Photograph © Spencer Swanger
  • Peak: Capitol Peak 14,137 feet (4,309 meters)
  • Prominence: 1,730 feet (527 meters)
  • Location: West-Central Colorado. West of Aspen and southeast of Glenwood Springs. Located in Pitkin County.
  • Range: Elk Range
  • GPS Coordinates: 39.09.01 N / 107.04.59 W
  • Difficulty: Class 3 or 4, depending on conditions. Hiking, scrambling over talus and boulders, and climbing short rock sections. A rope may be useful for protection.
  • Trailhead Elevation: 9,450 feet at Capitol Creek Trailhead.
  • Elevation Gain: 5,345 feet from trailhead to summit.
  • Round-Trip Distance: 15.6 miles from trailhead.
  • Maps: USGS Quads: Capitol Peak, Highland Peak; Trails Illustrated #128; White River National Forest map.
  • Camping: Primitive camping at designated sites near Capitol Lake.
  • Lodging: Hotels and motels in Glenwood Springs, Carbondale, and Aspen.

Capitol Peak: An Impressive Mountain

Capitol Peak, a 14,137-foot (4,309-meters) mountain, lies in the western Elk Range west of Aspen and southeast of Glenwood Springs and Interstate 70. Capitol Peak, considered one of Colorado’s most difficult Fourteeners, is an impressive mountain, much more so than anthill peaks like Mount Sherman on the Front Range. Instead, Capitol is a soaring granite peak with airy ridges, steep rock faces, and a sharp summit that offers stunning views across the Maroon Bells-Snowmass Wilderness Area. Capitol Peak not only looks like a big mountain, but it climbs like one too. After climbing Capitol, you’ll have a sense of satisfaction.

One of Colorado’s Toughest 14ers

Capitol Peak, Colorado’s 32nd highest mountain, is difficult to climb. With a 6.5-mile hike to the base of the mountain, most climbers take two days to ascend Capitol, backpacking up to a high camp at Capitol Lake the first day and then climbing it the next morning. Capitol is not a beginner Fourteener like Mount Sherman or Mount Democrat, but instead requires basic rock scrambling skills and a cool head since the upper route is dangerous with loose rock and exposure to both bad weather and possible fatal falls. If you have novice climbers in your group, bring a rope (a 9mm 150-foot rope works great) so you can belay them across the Knife Edge ridge if needed. A rope is also useful if the weather turns bad on the descent since the Edge is slick when wet. Don't forget to wear a climbing helmet either.

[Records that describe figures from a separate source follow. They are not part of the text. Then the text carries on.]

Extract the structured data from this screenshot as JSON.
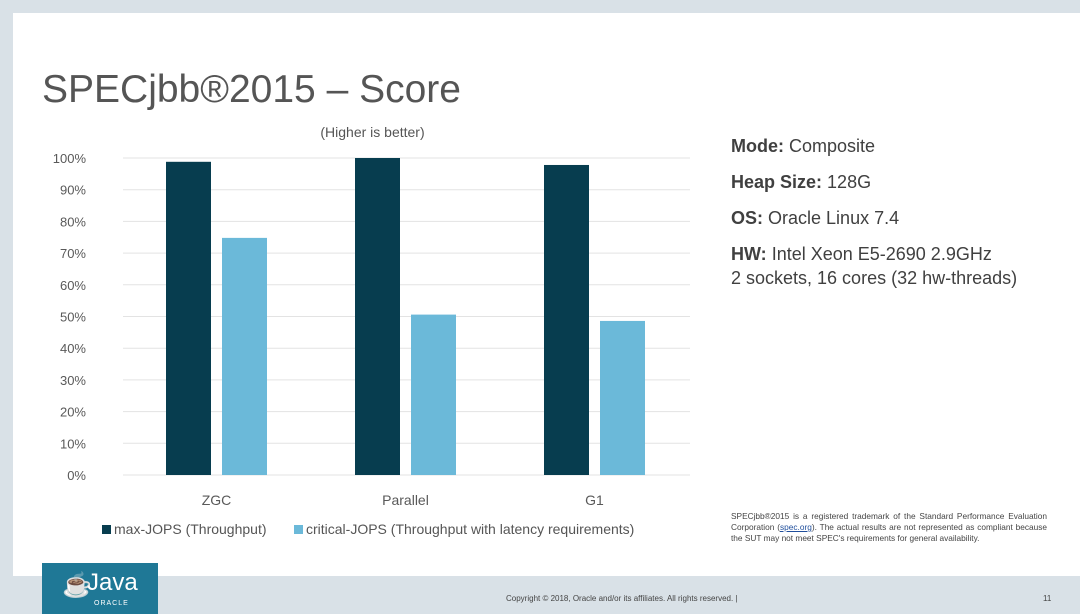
{
  "slide": {
    "title": "SPECjbb®2015 – Score",
    "page_number": "11",
    "copyright": "Copyright © 2018, Oracle and/or its affiliates. All rights reserved.  |"
  },
  "info": [
    {
      "label": "Mode:",
      "value": "Composite"
    },
    {
      "label": "Heap Size:",
      "value": "128G"
    },
    {
      "label": "OS:",
      "value": "Oracle Linux 7.4"
    },
    {
      "label": "HW:",
      "value": "Intel Xeon E5-2690 2.9GHz",
      "value2": "2 sockets, 16 cores (32 hw-threads)"
    }
  ],
  "disclaimer": {
    "pre": "SPECjbb®2015 is a registered trademark of the Standard Performance Evaluation Corporation (",
    "link": "spec.org",
    "post": "). The actual results are not represented as compliant because the SUT may not meet SPEC's requirements for general availability."
  },
  "logo": {
    "text": "Java",
    "sub": "ORACLE"
  },
  "chart_data": {
    "type": "bar",
    "subtitle": "(Higher is better)",
    "categories": [
      "ZGC",
      "Parallel",
      "G1"
    ],
    "series": [
      {
        "name": "max-JOPS (Throughput)",
        "values": [
          98.8,
          100,
          97.8
        ],
        "color": "#073d4f"
      },
      {
        "name": "critical-JOPS (Throughput with latency requirements)",
        "values": [
          74.8,
          50.6,
          48.6
        ],
        "color": "#6bb9d9"
      }
    ],
    "yticks": [
      "0%",
      "10%",
      "20%",
      "30%",
      "40%",
      "50%",
      "60%",
      "70%",
      "80%",
      "90%",
      "100%"
    ],
    "ylim": [
      0,
      100
    ],
    "grid": true,
    "legend": "bottom"
  }
}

Capitol’s Best Season is Summer

The best time to climb Capitol Peak is from early June through September. Expect snow on the mountain in June and bring an ice axe. Crampons and a rope are a good idea too if conditions warrant them. The route is usually free of snow by early July and stays that way until the snow flies, usually in mid-September. Capitol Peak is rarely climbed in winter since it’s remote, requires a long ski or snowshoe approach, and often has high avalanche danger.

Watch for Thunderstorms and Lightning

Capitol Peak, like all of Colorado’s high mountains, is pounded by heavy thunderstorms accompanied by lightning strikes in July and August. The mountain is dangerous in severe weather since it is difficult to descend to safety from the upper summit pyramid and the long ridge between Capitol and K2. Thunderstorms regularly brew up almost every afternoon and move quickly onto the peak. It’s best to get an early start before sunrise and plan to be off the summit and ridge by noon to avoid lightning. Keep an eye on the weather to the west as you climb and make smart decisions about continuing or turning around. Carry rain gear and extra clothes to avoid hypothermia as well as carry The Ten Essentials.